The United States is growing increasingly impatient over Tehran’s stalling tactics to resume efforts to revive the Joint Comprehensive Plan of Action (JCPOA).
By Erin Viner
“We’re in a critical phase of the efforts to see whether we can revive the JCPOA,” US Special Envoy for Iran Robert Malley told reporters Washington, stressing that, “We’ve had a hiatus of many months and the official reasons given by Iran for why we’re in this hiatus are wearing very thin.”
Washington is very concerned over the Islamic Republic’s refusal to return to the indirect talks held in Vienna from April to June of this year aimed at resuscitating the 2015 deal, but Malley said the White House has other tools to keep the Ayatollah regime from developing nuclear weapon – and would use them if necessary.
Tehran began openly violating its atomic curbs set by the JCPOA including uranium enrichment after then-US President Donald Trump withdrew from the pact in 2018 and re-imposed sanctions. Enriching uranium can provide a path to obtain the fissile material necessary to produce nuclear weapons, an ambition Iran denies that was rejected by the Trump Administration and successive Israeli governments.
In the classic “carrot and stick” approach, Malley pointed out financial benefits for Iran to resume compliance, even as Washington continues to weigh other options to prevent the Islamic Republic from developing atomic bombs.

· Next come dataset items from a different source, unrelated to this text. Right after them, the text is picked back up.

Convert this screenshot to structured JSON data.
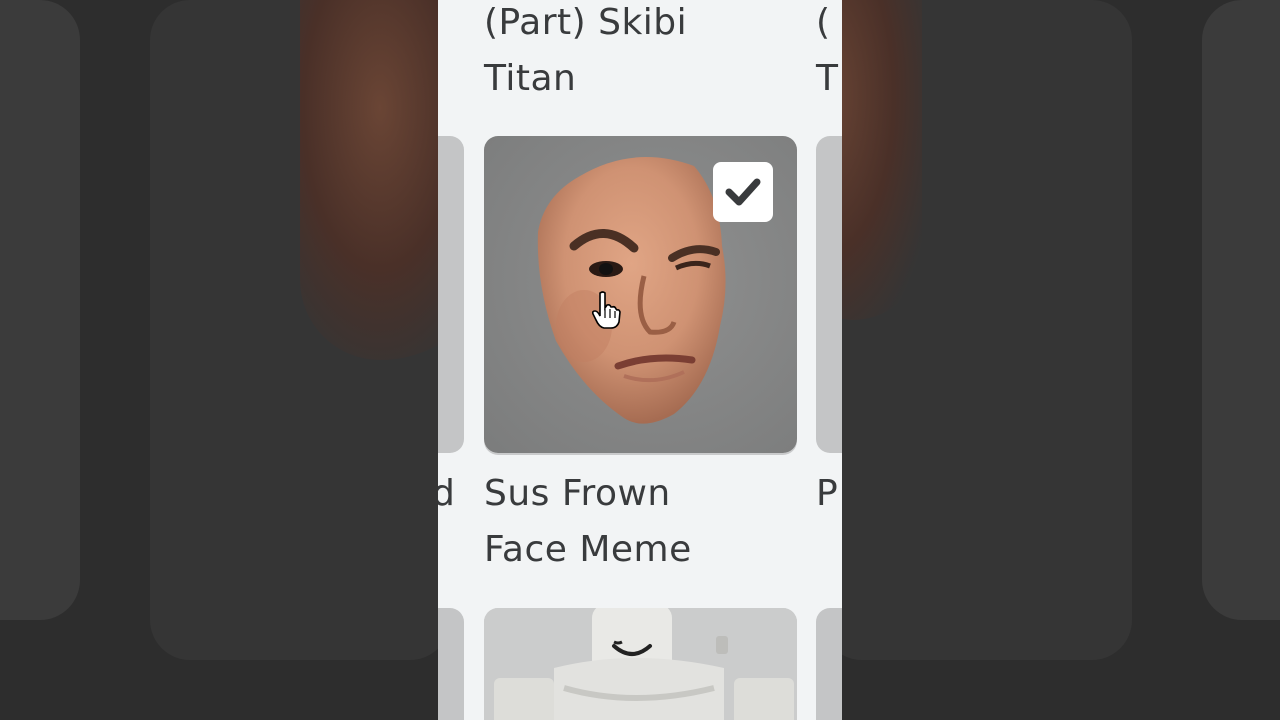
{
  "catalog": {
    "items": [
      {
        "name": "(Part) Skibi\nTitan"
      },
      {
        "name": "Sus Frown\nFace Meme"
      }
    ],
    "partial_left": {
      "name_fragment": "d"
    },
    "partial_right": {
      "name_fragment_top": "(\nT",
      "name_fragment_bottom": "P"
    },
    "selected_item": {
      "name": "Sus Frown Face Meme",
      "owned_checkmark": "check-icon"
    }
  },
  "colors": {
    "panel_background": "#f2f4f5",
    "text": "#393b3d",
    "thumbnail_background": "#858686",
    "check_color": "#393b3d"
  }
}
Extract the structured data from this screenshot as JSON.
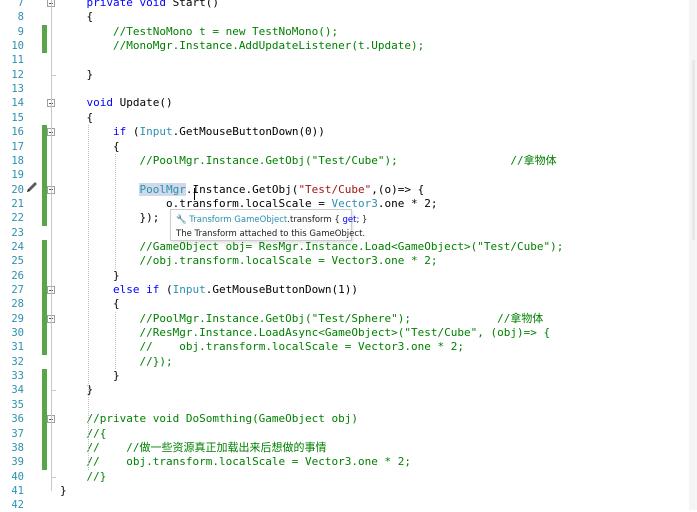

There is “a strong preference for diplomacy, for an effort to revive the JCPOA and, were that to happen, to find ways to engage Iran economically,” said the envoy, who spent last week consulting Washington’s allies in the Gulf and in Europe. But “you can’t revive a dead corpse,” he added, going on to state that “we will continue to pursue diplomacy, even as we pursue other steps if we face a world in which we need to do that;” while declining to specify those other steps.
In response to Iran’s refusal to resume the Vienna Talks since the election of its new hardline President Ebrahim Raisi, Israel and the US have increasingly spoken of pursuing ‘other options’ indicating the possibility – however remote -of military action.